Che dire delle armi e dei mezzi suggeriti da P. Kolbe?... Senza dubbio c'è qui già tutto il genio dello stratega e del lottatore nato, che ha intuito ed enunciato, profeticamente, e con grande precisione, la provvidenzialità, per l'azione apostolica, dei mezzi tecnici approntati dal progresso, in crescendo prodigioso. È vero, non siamo ancora al «segreto» ultimo della sua «strategia» vittoriosa, come subito vedremo, ma si è già davanti ad un enorme stimolo ad un apostolato, aderente agli uomini e ai «segni dei tempi» attuali. Chi vuole veramente combattere per l'Immacolata, non può non tenerne conto.

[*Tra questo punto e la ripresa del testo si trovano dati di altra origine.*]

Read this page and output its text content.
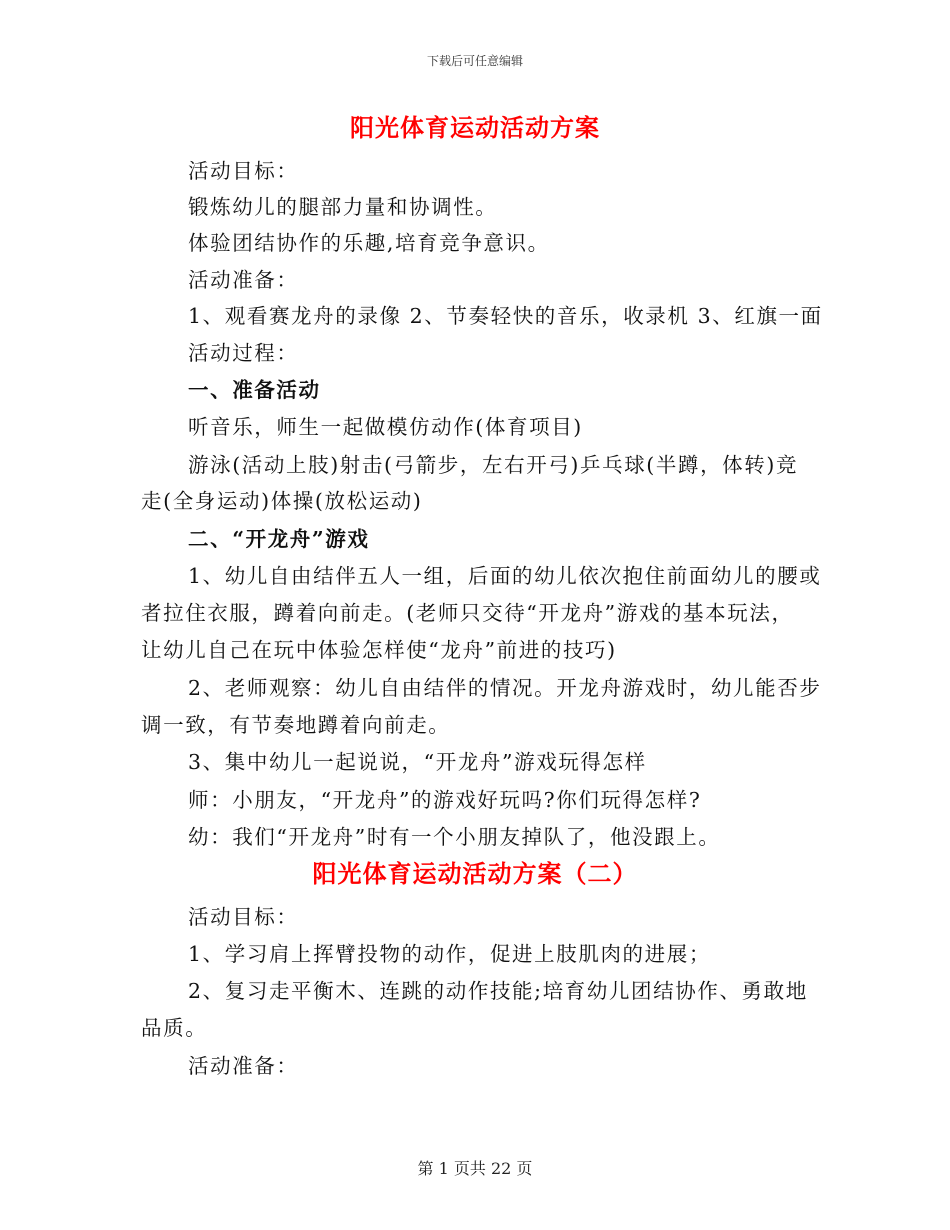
下载后可任意编辑
阳光体育运动活动方案
活动目标：
锻炼幼儿的腿部力量和协调性。
体验团结协作的乐趣,培育竞争意识。
活动准备：
1、观看赛龙舟的录像 2、节奏轻快的音乐，收录机 3、红旗一面
活动过程：
一、准备活动
听音乐，师生一起做模仿动作(体育项目)
游泳(活动上肢)射击(弓箭步，左右开弓)乒乓球(半蹲，体转)竞
走(全身运动)体操(放松运动)
二、“开龙舟”游戏
1、幼儿自由结伴五人一组，后面的幼儿依次抱住前面幼儿的腰或
者拉住衣服，蹲着向前走。(老师只交待“开龙舟”游戏的基本玩法，
让幼儿自己在玩中体验怎样使“龙舟”前进的技巧)
2、老师观察：幼儿自由结伴的情况。开龙舟游戏时，幼儿能否步
调一致，有节奏地蹲着向前走。
3、集中幼儿一起说说，“开龙舟”游戏玩得怎样
师：小朋友，“开龙舟”的游戏好玩吗?你们玩得怎样?
幼：我们“开龙舟”时有一个小朋友掉队了，他没跟上。
阳光体育运动活动方案（二）
活动目标：
1、学习肩上挥臂投物的动作，促进上肢肌肉的进展；
2、复习走平衡木、连跳的动作技能;培育幼儿团结协作、勇敢地
品质。
活动准备：
第 1 页共 22 页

3. I fronti della battaglia.
Dove portare lo sforzo combattivo?... La battaglia, dice P. Kolbe, va affrontata e combattuta ovunque operano i «nemici», e quindi praticamente in tutto il mondo, in tutti i settori dell'umana attività, perché ovunque ferve la lotta tra bene e male. Questo grandioso fronte di battaglia può, però, comodamente, distinguersi in tre distinti fronti, di più o meno grande importanza ed estensione: il fronte del proprio io, quello dell'ambiente in cui si vive e si opera, e quello del mondo intero.

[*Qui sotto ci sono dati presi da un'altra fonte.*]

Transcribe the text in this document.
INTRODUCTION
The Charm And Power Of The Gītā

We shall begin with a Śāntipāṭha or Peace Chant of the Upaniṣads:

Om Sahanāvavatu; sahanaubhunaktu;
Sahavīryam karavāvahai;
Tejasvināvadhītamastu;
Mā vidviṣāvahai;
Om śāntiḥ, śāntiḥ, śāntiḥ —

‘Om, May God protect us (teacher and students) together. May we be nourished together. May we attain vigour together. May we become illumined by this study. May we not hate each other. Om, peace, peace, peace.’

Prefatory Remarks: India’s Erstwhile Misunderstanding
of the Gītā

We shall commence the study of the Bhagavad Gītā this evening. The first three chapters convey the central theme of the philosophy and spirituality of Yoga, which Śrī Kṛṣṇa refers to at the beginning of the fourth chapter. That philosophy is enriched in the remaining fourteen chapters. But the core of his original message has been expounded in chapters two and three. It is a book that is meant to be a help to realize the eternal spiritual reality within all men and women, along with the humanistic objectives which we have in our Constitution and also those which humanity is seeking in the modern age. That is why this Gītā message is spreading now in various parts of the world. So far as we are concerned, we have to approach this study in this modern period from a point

a) Il fronte del proprio io: è, senza dubbio, il più importante e quello che condiziona, un po', anche l'andamento sugli altri fronti. Combattere sul fronte del proprio io equivale a lottare ad estirpare passioni e tendenze perverse; tendere a liberarsi dal peccato grave e da ogni altra forma di infrazione volontaria alla legge; significa sforzo di crescita e di vita interiore.

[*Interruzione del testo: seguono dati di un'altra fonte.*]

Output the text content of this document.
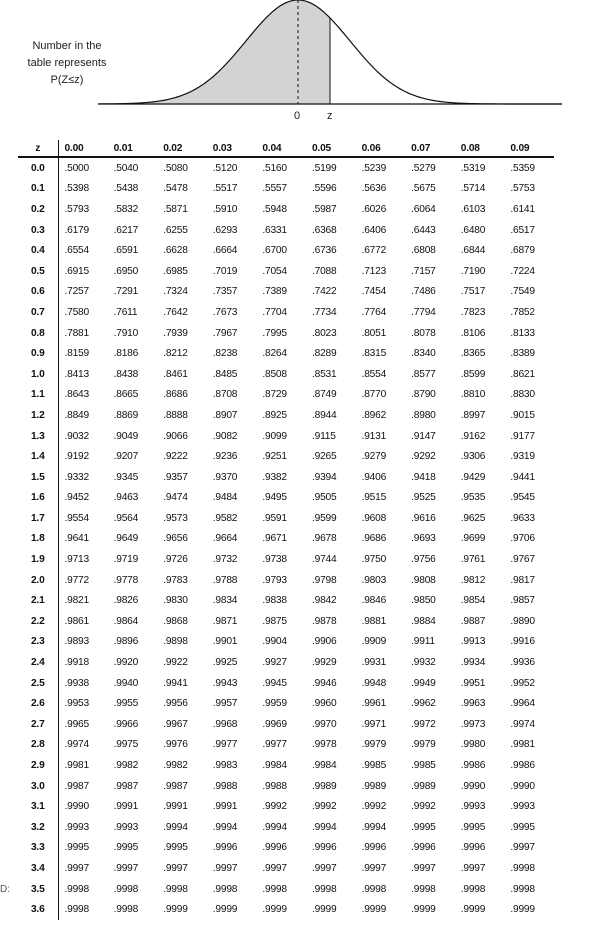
Number in the
table represents
P(Z≤z)
0 z
z	0.00	0.01	0.02	0.03	0.04	0.05	0.06	0.07	0.08	0.09
0.0	.5000	.5040	.5080	.5120	.5160	.5199	.5239	.5279	.5319	.5359
0.1	.5398	.5438	.5478	.5517	.5557	.5596	.5636	.5675	.5714	.5753
0.2	.5793	.5832	.5871	.5910	.5948	.5987	.6026	.6064	.6103	.6141
0.3	.6179	.6217	.6255	.6293	.6331	.6368	.6406	.6443	.6480	.6517
0.4	.6554	.6591	.6628	.6664	.6700	.6736	.6772	.6808	.6844	.6879
0.5	.6915	.6950	.6985	.7019	.7054	.7088	.7123	.7157	.7190	.7224
0.6	.7257	.7291	.7324	.7357	.7389	.7422	.7454	.7486	.7517	.7549
0.7	.7580	.7611	.7642	.7673	.7704	.7734	.7764	.7794	.7823	.7852
0.8	.7881	.7910	.7939	.7967	.7995	.8023	.8051	.8078	.8106	.8133
0.9	.8159	.8186	.8212	.8238	.8264	.8289	.8315	.8340	.8365	.8389
1.0	.8413	.8438	.8461	.8485	.8508	.8531	.8554	.8577	.8599	.8621
1.1	.8643	.8665	.8686	.8708	.8729	.8749	.8770	.8790	.8810	.8830
1.2	.8849	.8869	.8888	.8907	.8925	.8944	.8962	.8980	.8997	.9015
1.3	.9032	.9049	.9066	.9082	.9099	.9115	.9131	.9147	.9162	.9177
1.4	.9192	.9207	.9222	.9236	.9251	.9265	.9279	.9292	.9306	.9319
1.5	.9332	.9345	.9357	.9370	.9382	.9394	.9406	.9418	.9429	.9441
1.6	.9452	.9463	.9474	.9484	.9495	.9505	.9515	.9525	.9535	.9545
1.7	.9554	.9564	.9573	.9582	.9591	.9599	.9608	.9616	.9625	.9633
1.8	.9641	.9649	.9656	.9664	.9671	.9678	.9686	.9693	.9699	.9706
1.9	.9713	.9719	.9726	.9732	.9738	.9744	.9750	.9756	.9761	.9767
2.0	.9772	.9778	.9783	.9788	.9793	.9798	.9803	.9808	.9812	.9817
2.1	.9821	.9826	.9830	.9834	.9838	.9842	.9846	.9850	.9854	.9857
2.2	.9861	.9864	.9868	.9871	.9875	.9878	.9881	.9884	.9887	.9890
2.3	.9893	.9896	.9898	.9901	.9904	.9906	.9909	.9911	.9913	.9916
2.4	.9918	.9920	.9922	.9925	.9927	.9929	.9931	.9932	.9934	.9936
2.5	.9938	.9940	.9941	.9943	.9945	.9946	.9948	.9949	.9951	.9952
2.6	.9953	.9955	.9956	.9957	.9959	.9960	.9961	.9962	.9963	.9964
2.7	.9965	.9966	.9967	.9968	.9969	.9970	.9971	.9972	.9973	.9974
2.8	.9974	.9975	.9976	.9977	.9977	.9978	.9979	.9979	.9980	.9981
2.9	.9981	.9982	.9982	.9983	.9984	.9984	.9985	.9985	.9986	.9986
3.0	.9987	.9987	.9987	.9988	.9988	.9989	.9989	.9989	.9990	.9990
3.1	.9990	.9991	.9991	.9991	.9992	.9992	.9992	.9992	.9993	.9993
3.2	.9993	.9993	.9994	.9994	.9994	.9994	.9994	.9995	.9995	.9995
3.3	.9995	.9995	.9995	.9996	.9996	.9996	.9996	.9996	.9996	.9997
3.4	.9997	.9997	.9997	.9997	.9997	.9997	.9997	.9997	.9997	.9998
3.5	.9998	.9998	.9998	.9998	.9998	.9998	.9998	.9998	.9998	.9998
3.6	.9998	.9998	.9999	.9999	.9999	.9999	.9999	.9999	.9999	.9999
D:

Il fronte del proprio io è quello che, evangelicamente, corrisponde alla conversione totale, base e fondamento di tutta la salvezza e santificazione, e presupposto, anche, per tutte le altre conquiste dello spirito. P. Kolbe, come tutti i santi, ha capito che è qui la soluzione di ogni problema spirituale, per sé e per gli altri, e perciò vi insiste in passi innumerevoli. Eccone solo qualcuno: «Chi desidera offrire il proprio contributo all'opera di santificazione degli altri deve cominciare, è ovvio, da se stesso.
Egli stesso, perciò, deve avvicinarsi sempre più all'Immacolata (...). Non solo, ma, sperimentando quanta dolcezza dà nella vita l'avvicinamento all'Immacolata, quanta energia nelle tentazioni, quanto conforto nelle difficoltà, cerca di partecipare anche a coloro che gli sono accanto la propria felicità...». E quando egli, bruciato dal desiderio di vedere il mondo intero ai piedi di Maria Immacolata, si domanda: quando ogni cuore che batte sulla terra palpiterà per Lei, risponde: «Sono dell'avviso che non c'è mezzo migliore per affrettare quell'istante benedetto, del fatto che ognuno di noi si impegni ogni giorno di più ad approfondire in se stesso la propria consacrazione all'Immacolata. Infatti, quanto più perfettamente apparterremo a Lei, tanto più liberamente Ella stessa ci potrà guidare; non si può immaginare un'azione più efficace di questa». E ancora: «La cosa più importante è potenziare sempre più il nostro personale amore verso l'Immacolata e pregarLa spesso per ottenere un amore verso di Lei sempre più profondo ed ardente. Questa è la sostanza della nostra vita, della nostra esistenza».
b) Il fronte della famiglia e dell'ambiente dove si vive e si opera.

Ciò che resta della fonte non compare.